I had a nasty streak of OOMs earlier today (several on one node, and a single OOM on one other node). I've downloaded a few of the hprof files for local analysis. In each case, there is a single ReadStage thread with a huge (> 7.5GB) org.apache.cassandra.db.ArrayBackedSortedColumns instance. I'm trying to understand exactly what this means.
1) Does a ReadStage thread only process one query at a time? If so, then a reasonable conclusion (I think) would be I had a single query that produced a ton of results. If not (if ReadStage threads can work on multiple queries concurrently) then this volume of data might have been produced by a combination of queries.
2) My driver (gocql) does not appear to enable paging by default.
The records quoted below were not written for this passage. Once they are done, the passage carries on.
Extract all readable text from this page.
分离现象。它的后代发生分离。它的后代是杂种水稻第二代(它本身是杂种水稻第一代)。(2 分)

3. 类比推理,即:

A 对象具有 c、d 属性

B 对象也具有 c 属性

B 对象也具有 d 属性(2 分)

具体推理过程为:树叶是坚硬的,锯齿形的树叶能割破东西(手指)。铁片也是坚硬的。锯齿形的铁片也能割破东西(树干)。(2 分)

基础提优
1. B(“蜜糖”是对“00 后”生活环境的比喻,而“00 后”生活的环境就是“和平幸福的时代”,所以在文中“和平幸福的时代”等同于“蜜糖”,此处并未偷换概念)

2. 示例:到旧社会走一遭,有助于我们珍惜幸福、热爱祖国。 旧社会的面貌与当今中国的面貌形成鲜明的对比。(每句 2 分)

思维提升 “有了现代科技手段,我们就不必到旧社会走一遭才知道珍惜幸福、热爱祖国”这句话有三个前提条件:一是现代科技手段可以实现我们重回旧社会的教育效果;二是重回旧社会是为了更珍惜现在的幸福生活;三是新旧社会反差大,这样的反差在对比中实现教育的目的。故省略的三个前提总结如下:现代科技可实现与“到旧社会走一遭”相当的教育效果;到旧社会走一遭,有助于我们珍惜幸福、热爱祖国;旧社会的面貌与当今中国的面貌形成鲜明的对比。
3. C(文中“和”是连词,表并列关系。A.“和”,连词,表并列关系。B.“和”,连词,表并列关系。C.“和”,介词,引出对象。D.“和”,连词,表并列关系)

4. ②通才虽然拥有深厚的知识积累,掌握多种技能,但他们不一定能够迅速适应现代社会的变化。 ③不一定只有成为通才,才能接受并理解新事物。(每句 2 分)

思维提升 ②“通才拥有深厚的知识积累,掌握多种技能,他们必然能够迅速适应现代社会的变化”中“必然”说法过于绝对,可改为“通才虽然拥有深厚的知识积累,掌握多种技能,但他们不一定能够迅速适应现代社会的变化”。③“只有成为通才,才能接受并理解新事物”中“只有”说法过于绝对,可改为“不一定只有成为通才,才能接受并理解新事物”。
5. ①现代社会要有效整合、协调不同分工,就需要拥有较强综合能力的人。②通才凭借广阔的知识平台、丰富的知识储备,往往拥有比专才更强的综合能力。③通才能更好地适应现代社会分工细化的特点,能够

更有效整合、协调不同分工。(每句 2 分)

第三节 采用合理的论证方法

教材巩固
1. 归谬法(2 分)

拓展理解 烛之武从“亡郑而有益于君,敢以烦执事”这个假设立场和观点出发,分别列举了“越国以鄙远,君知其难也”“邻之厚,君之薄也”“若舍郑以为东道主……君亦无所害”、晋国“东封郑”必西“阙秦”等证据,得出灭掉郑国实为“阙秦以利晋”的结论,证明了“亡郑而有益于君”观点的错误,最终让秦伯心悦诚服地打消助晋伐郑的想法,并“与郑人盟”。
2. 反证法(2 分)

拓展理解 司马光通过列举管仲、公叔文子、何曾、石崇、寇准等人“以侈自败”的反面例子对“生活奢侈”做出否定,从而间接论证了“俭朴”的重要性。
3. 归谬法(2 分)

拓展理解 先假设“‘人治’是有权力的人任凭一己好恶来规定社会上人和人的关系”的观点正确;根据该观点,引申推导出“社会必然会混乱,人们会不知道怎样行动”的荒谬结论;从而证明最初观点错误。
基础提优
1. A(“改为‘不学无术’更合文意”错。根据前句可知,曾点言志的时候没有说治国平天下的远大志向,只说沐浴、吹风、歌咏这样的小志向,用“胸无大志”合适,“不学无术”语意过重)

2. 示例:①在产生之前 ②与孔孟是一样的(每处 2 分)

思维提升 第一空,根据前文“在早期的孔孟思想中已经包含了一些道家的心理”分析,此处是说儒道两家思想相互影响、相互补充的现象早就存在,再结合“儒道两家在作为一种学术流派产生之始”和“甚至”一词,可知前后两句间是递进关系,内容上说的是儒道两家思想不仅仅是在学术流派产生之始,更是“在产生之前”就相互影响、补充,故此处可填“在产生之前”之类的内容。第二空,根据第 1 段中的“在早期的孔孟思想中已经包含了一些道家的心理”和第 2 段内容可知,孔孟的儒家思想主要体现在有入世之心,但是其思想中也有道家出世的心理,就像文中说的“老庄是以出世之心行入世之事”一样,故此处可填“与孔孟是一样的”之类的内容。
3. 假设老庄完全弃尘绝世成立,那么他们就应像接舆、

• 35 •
Am I correct in assuming that this should "solve the problem" (more precisely: avoid OOMs due to me fetching a ton of rows, assuming that is the problem and not that I am fetching a small number of very large rows)?
3) Is there any way for me (either from the system.log or from the hprof dumps) to tell what query was currently executing when the process OOMed? If I dig down in the object hierarchy, I see: Thread -> MessageDeliveryTask -> message -> payload, which has the right ksName and cfName. But the "key" property is a byte array - is there an easy way for me to map this onto my column key (which has multiple CQL columns in a composite key).
4) Alternatively, is it possible for me to see how many rows had been read for that query so far? That way I can at least validate that the problem was "too many rows" and not "rows are too big".